Appelez-moi Nathan
Publié le 29 Juin 2021
Voici une bande dessinée sur une thématique émergente dans les lycées : la transidentité. Ce sera l'un des thèmes forts de mon volet culturel l'année prochaine. J'ai déjà lu Mon père, ma mère, mes tremblements de terre sur cette question et d'autres suivront (un essai et un roman italien sont déjà dans ma PAL d'été). Nous suivons ici le parcours de Lila, adolescente née fille, qui à l'approche de la puberté se pose des dizaines de questions sur son corps et son identité. Pourquoi n'a-t-elle pas tout à fait les mêmes goûts que ses copines ? Qui est-elle vraiment ? Est-elle homosexuelle ? Fait-elle sa crise d'adolescence ? Petit à petit, elle va comprendre qu'elle se sent garçon et décidera de se faire appeler Nathan. Elle commencera, avec le soutien de ses parents, un processus de transformation avec des injections de testostérone chaque mois.
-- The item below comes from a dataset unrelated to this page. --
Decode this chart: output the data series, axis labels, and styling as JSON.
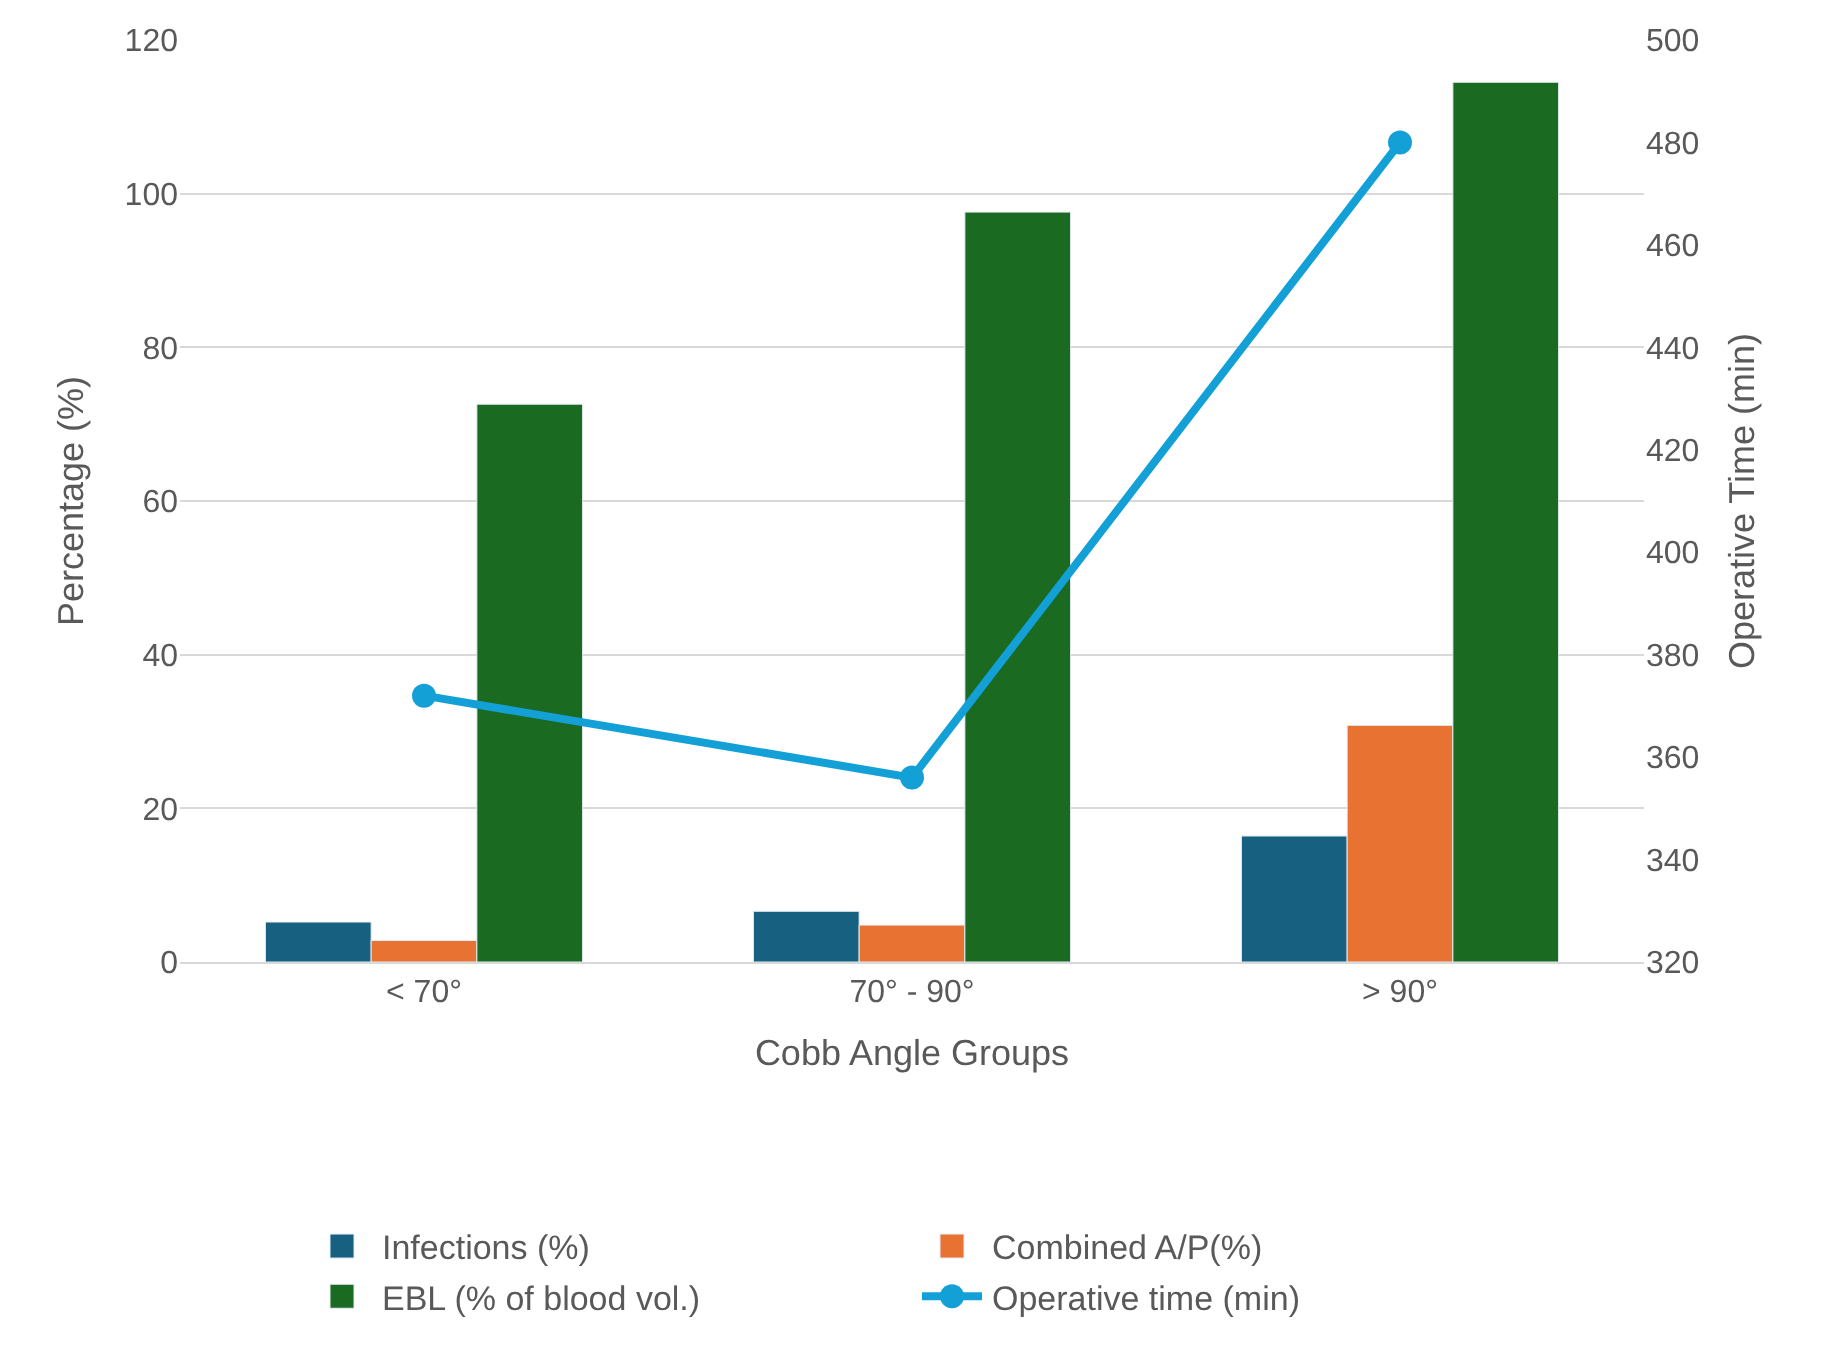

C'est une sorte de témoignage fictif sur les questionnements et le parcours d'un adolescent transgenre. La narration utilise un langage parlé, à hauteur d'adolescents, très abordable et lisible. Les illustrations à l'aquarelle sont douces et fluides. Au fil de ma lecture, j'ai été sceptique face au côté "on ne me comprend pas mais moi je sais maintenant et je vais m'affirmer quitte à bousculer la norme" mais j'ai aussi noté deux planches choc (l'une mettant en scène un violent fantasme d'arrachage des seins et l'autre une hypothétique opération de changement de sexe) qui permettent de ne pas rendre anodin et rose le parcours transidentitaire. Centré sur Lila / Nathan, le récit n'omet pas non plus la douleur et la dignité des parents et du petit frère dans cette situation oh combien bouleversante. D'ailleurs, outre la question centrale du genre, sont aussi évoqués des sujets tels que la scarification, le sexisme et l'homophobie. Le récit est didactique et éclairant. Il balaie les différents aspects de cette égarement d'un garçon dans un corps de fille : de sa prise de conscience à celle de l'entourage familial, amical et scolaire, jusqu'aux processus sentimentaux, médicaux, administratifs et sociaux. Pour autant, il ne répond pas à tous mes questionnements d'adulte sur le lien entre identité biologique (sexe) et identité genrée, nature et culture, et aussi sur les conséquences autour des questions familiales et procréatives.